Sunday, November 1st, 2020 | By Rev. Michael P. Hanifin
This weekend in this Feast of All Saints, we have the profound joy of celebrating our big brothers and sisters in Christ: the saints! Each year at Saint Joachim a few of our young people come to Mass dressed in costumes resembling their favorite saints. That is because this is an especially meaningful feast for us as Catholic Christians. This weekend at the 8:00 AM Spanish and the 10:00 AM English Masses, young people will continue this meaningful tradition.

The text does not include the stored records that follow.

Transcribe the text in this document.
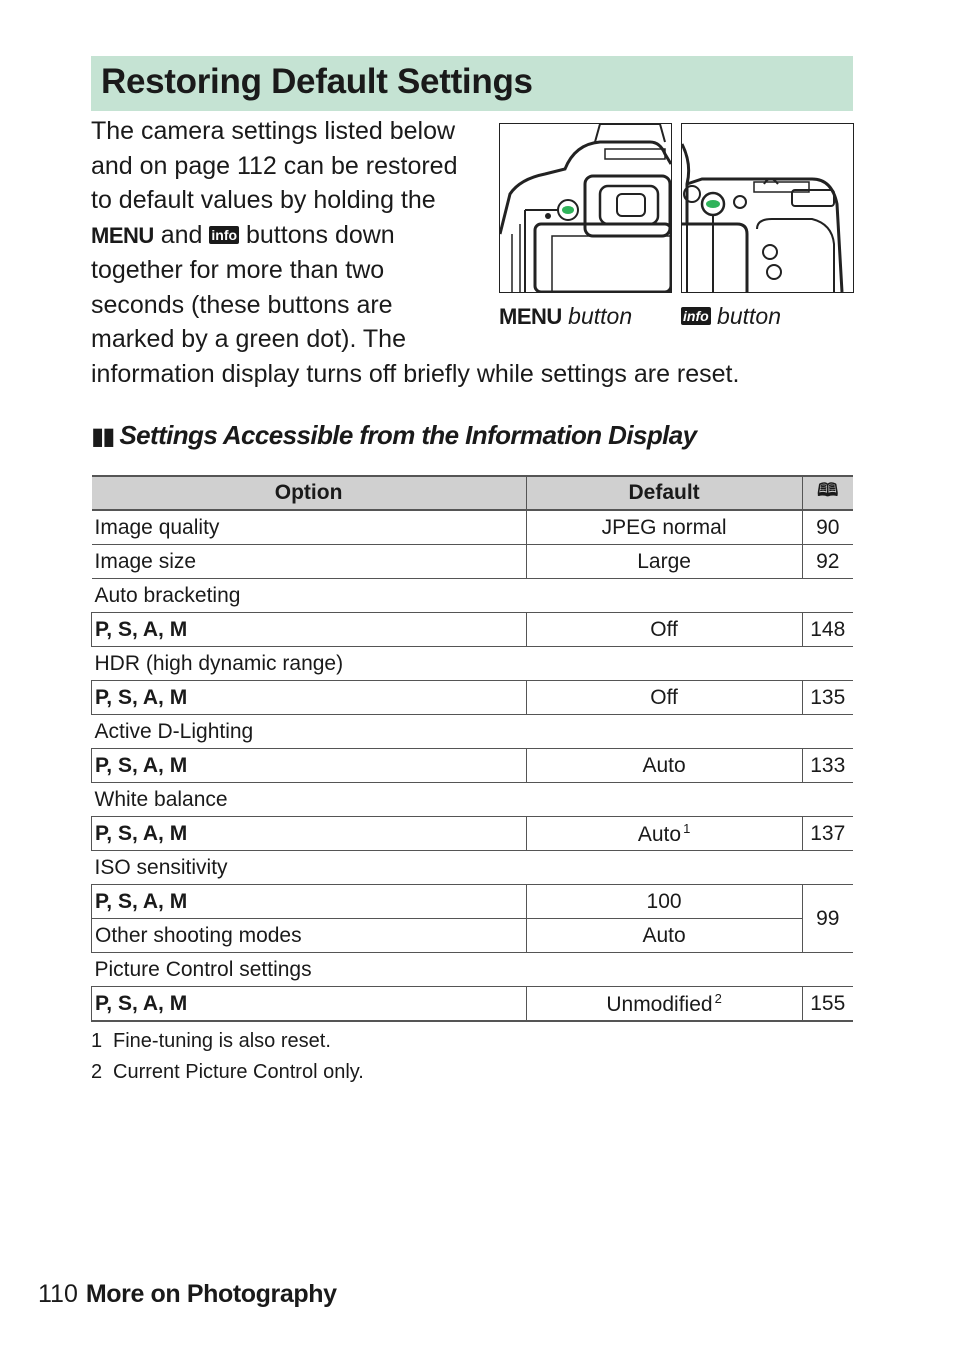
Restoring Default Settings
The camera settings listed below
and on page 112 can be restored
to default values by holding the
MENU and info buttons down
together for more than two
seconds (these buttons are
marked by a green dot). The
information display turns off briefly while settings are reset.
MENU button	info button
▮▮ Settings Accessible from the Information Display
Option	Default	🕮
Image quality	JPEG normal	90
Image size	Large	92
Auto bracketing		
P, S, A, M	Off	148
HDR (high dynamic range)		
P, S, A, M	Off	135
Active D-Lighting		
P, S, A, M	Auto	133
White balance		
P, S, A, M	Auto $^1$	137
ISO sensitivity		
P, S, A, M	100	99
Other shooting modes	Auto	
Picture Control settings		
P, S, A, M	Unmodified $^2$	155
1 Fine-tuning is also reset.
2 Current Picture Control only.
110 More on Photography
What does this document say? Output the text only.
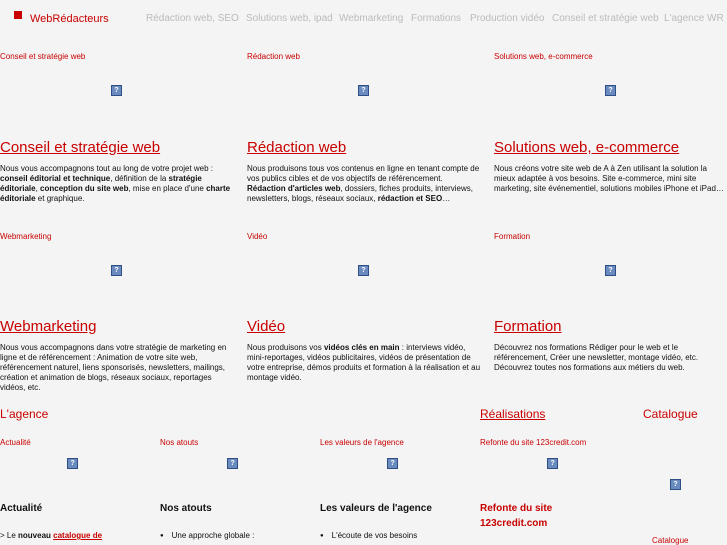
WebRédacteurs	Rédaction web, SEO Solutions web, ipad Webmarketing Formations Production vidéo Conseil et stratégie web L'agence WR
Conseil et stratégie web	Rédaction web	Solutions web, e-commerce
?	?	?
Conseil et stratégie web	Rédaction web	Solutions web, e-commerce
Nous vous accompagnons tout au long de votre projet web : conseil éditorial et technique, définition de la stratégie éditoriale, conception du site web, mise en place d'une charte éditoriale et graphique.
Nous produisons tous vos contenus en ligne en tenant compte de vos publics cibles et de vos objectifs de référencement. Rédaction d'articles web, dossiers, fiches produits, interviews, newsletters, blogs, réseaux sociaux, rédaction et SEO…
Nous créons votre site web de A à Zen utilisant la solution la mieux adaptée à vos besoins. Site e-commerce, mini site marketing, site événementiel, solutions mobiles iPhone et iPad…
Webmarketing	Vidéo	Formation
?	?	?
Webmarketing	Vidéo	Formation
Nous vous accompagnons dans votre stratégie de marketing en ligne et de référencement : Animation de votre site web, référencement naturel, liens sponsorisés, newsletters, mailings, création et animation de blogs, réseaux sociaux, reportages vidéos, etc.
Nous produisons vos vidéos clés en main : interviews vidéo, mini-reportages, vidéos publicitaires, vidéos de présentation de votre entreprise, démos produits et formation à la réalisation et au montage vidéo.
Découvrez nos formations Rédiger pour le web et le référencement, Créer une newsletter, montage vidéo, etc. Découvrez toutes nos formations aux métiers du web.
L'agence	Réalisations	Catalogue
Actualité	Nos atouts	Les valeurs de l'agence	Refonte du site 123credit.com
?	?	?	?
?
Actualité	Nos atouts	Les valeurs de l'agence	Refonte du site
123credit.com
> Le nouveau catalogue de	● Une approche globale :	● L'écoute de vos besoins
Catalogue
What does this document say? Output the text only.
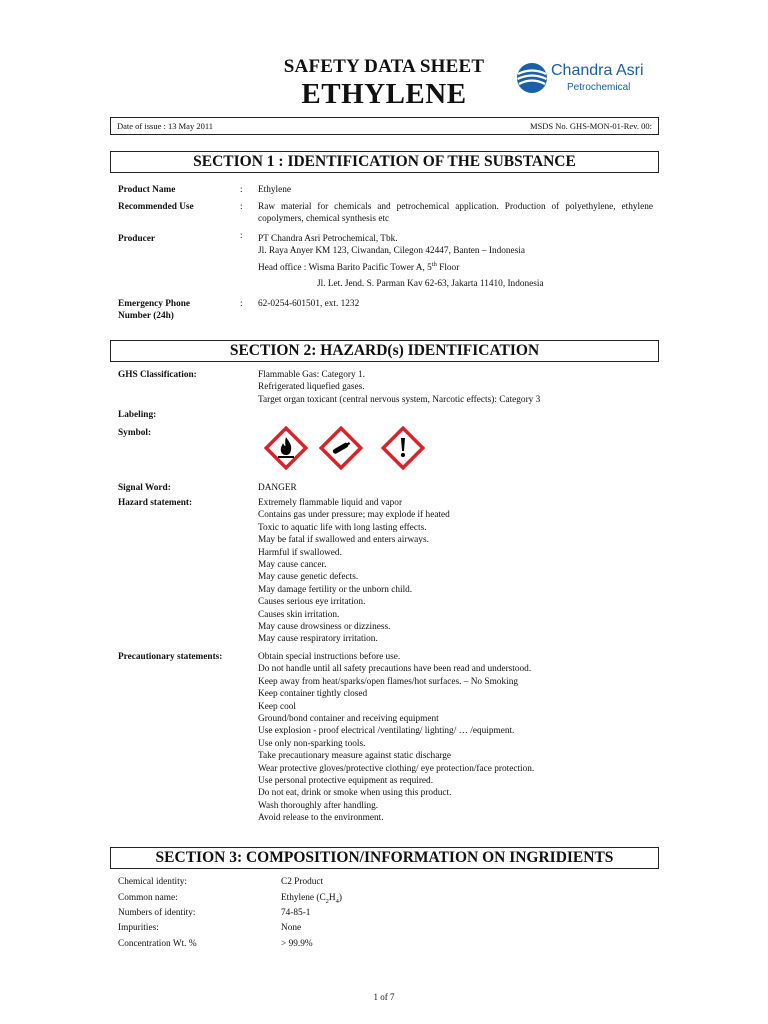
SAFETY DATA SHEET
ETHYLENE
Chandra Asri
Petrochemical
Date of issue : 13 May 2011	MSDS No. GHS-MON-01-Rev. 00:
SECTION 1 : IDENTIFICATION OF THE SUBSTANCE
Product Name	: Ethylene
Recommended Use	: Raw material for chemicals and petrochemical application. Production of polyethylene, ethylene copolymers, chemical synthesis etc
Producer	: PT Chandra Asri Petrochemical, Tbk.
Jl. Raya Anyer KM 123, Ciwandan, Cilegon 42447, Banten – Indonesia
Head office : Wisma Barito Pacific Tower A, 5th Floor
Jl. Let. Jend. S. Parman Kav 62-63, Jakarta 11410, Indonesia
Emergency Phone
Number (24h)
: 62-0254-601501, ext. 1232
SECTION 2: HAZARD(s) IDENTIFICATION
GHS Classification:	Flammable Gas: Category 1.
Refrigerated liquefied gases.
Target organ toxicant (central nervous system, Narcotic effects): Category 3
Labeling:
Symbol:
Signal Word:	DANGER
Hazard statement:	Extremely flammable liquid and vapor
Contains gas under pressure; may explode if heated
Toxic to aquatic life with long lasting effects.
May be fatal if swallowed and enters airways.
Harmful if swallowed.
May cause cancer.
May cause genetic defects.
May damage fertility or the unborn child.
Causes serious eye irritation.
Causes skin irritation.
May cause drowsiness or dizziness.
May cause respiratory irritation.
Precautionary statements:	Obtain special instructions before use.
Do not handle until all safety precautions have been read and understood.
Keep away from heat/sparks/open flames/hot surfaces. – No Smoking
Keep container tightly closed
Keep cool
Ground/bond container and receiving equipment
Use explosion - proof electrical /ventilating/ lighting/ … /equipment.
Use only non-sparking tools.
Take precautionary measure against static discharge
Wear protective gloves/protective clothing/ eye protection/face protection.
Use personal protective equipment as required.
Do not eat, drink or smoke when using this product.
Wash thoroughly after handling.
Avoid release to the environment.
SECTION 3: COMPOSITION/INFORMATION ON INGRIDIENTS
Chemical identity:	C2 Product
Common name:	Ethylene $(C_2H_4)$
Numbers of identity:	74-85-1
Impurities:	None
Concentration Wt. %	> 99.9%
1 of 7
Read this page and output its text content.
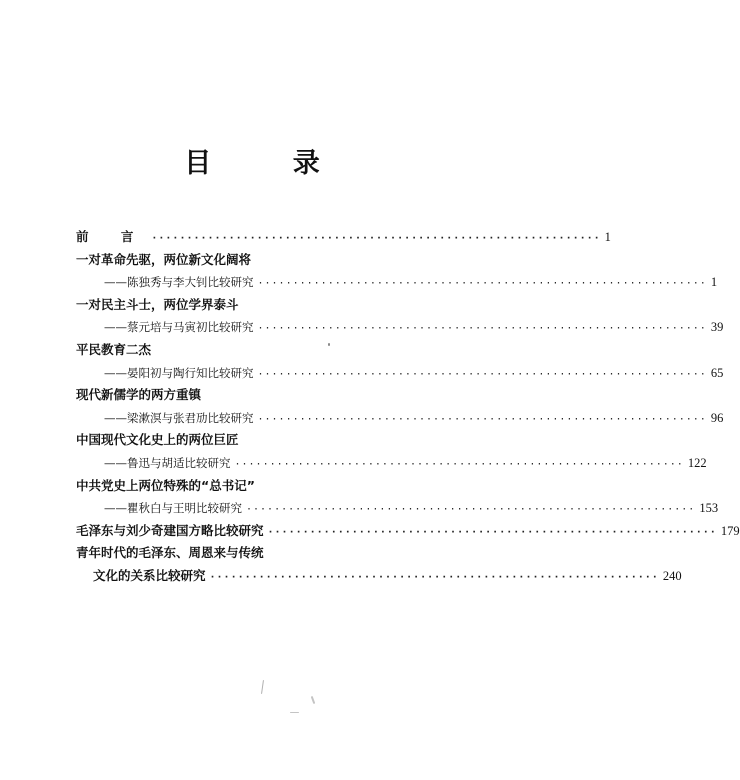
目 录
前 言 ································································ 1
一对革命先驱，两位新文化阔将
——陈独秀与李大钊比较研究 ································································ 1
一对民主斗士，两位学界泰斗
——蔡元培与马寅初比较研究 ································································ 39
平民教育二杰
——晏阳初与陶行知比较研究 ································································ 65
现代新儒学的两方重镇
——梁漱溟与张君劢比较研究 ································································ 96
中国现代文化史上的两位巨匠
——鲁迅与胡适比较研究 ································································ 122
中共党史上两位特殊的“总书记”
——瞿秋白与王明比较研究 ································································ 153
毛泽东与刘少奇建国方略比较研究 ································································ 179
青年时代的毛泽东、周恩来与传统
文化的关系比较研究 ································································ 240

At our Baptism, we all receive the call to holiness and discipleship — in other words, the call to sainthood. If we wish to go to Heaven, we must strive to become saints! Saint Therese of Lisieux once said, “You cannot be half a saint; you must be a whole saint or no saint at all.” Thankfully, in our Christian way of life, we can each discover our unique path to do just that.
In our Gospel passage from Matthew, Jesus presents His Beatitudes. In them, our Lord laid out the characteristics indicative of what it means to be His disciples, His saints-in-the-making. As we examine, tweak, and update our Christian commitment, we must always keep these Beatitudes in mind as a measure of our progress towards sainthood and holiness.
The “blessed” that our Lord spoke of are not the different types of good people who get to go to Heaven. Rather, the “blessed” are the characteristics of the disciples of Christ. These characteristics — poor in spirit, mourners, meek, hungering and thirsting for righteousness, merciful, clean of heart, peacemakers, persecuted for the sake of righteousness, and insulted — can only be obtained with an abundance of grace. But we are children of God, so we have access to the infinite treasury of God’s grace.
Armed with that grace of our baptism and commitment to Jesus Christ and his Church, we can have firm hope that one day we will join our big brothers and sisters in the never-ending joys and celebration of Heaven.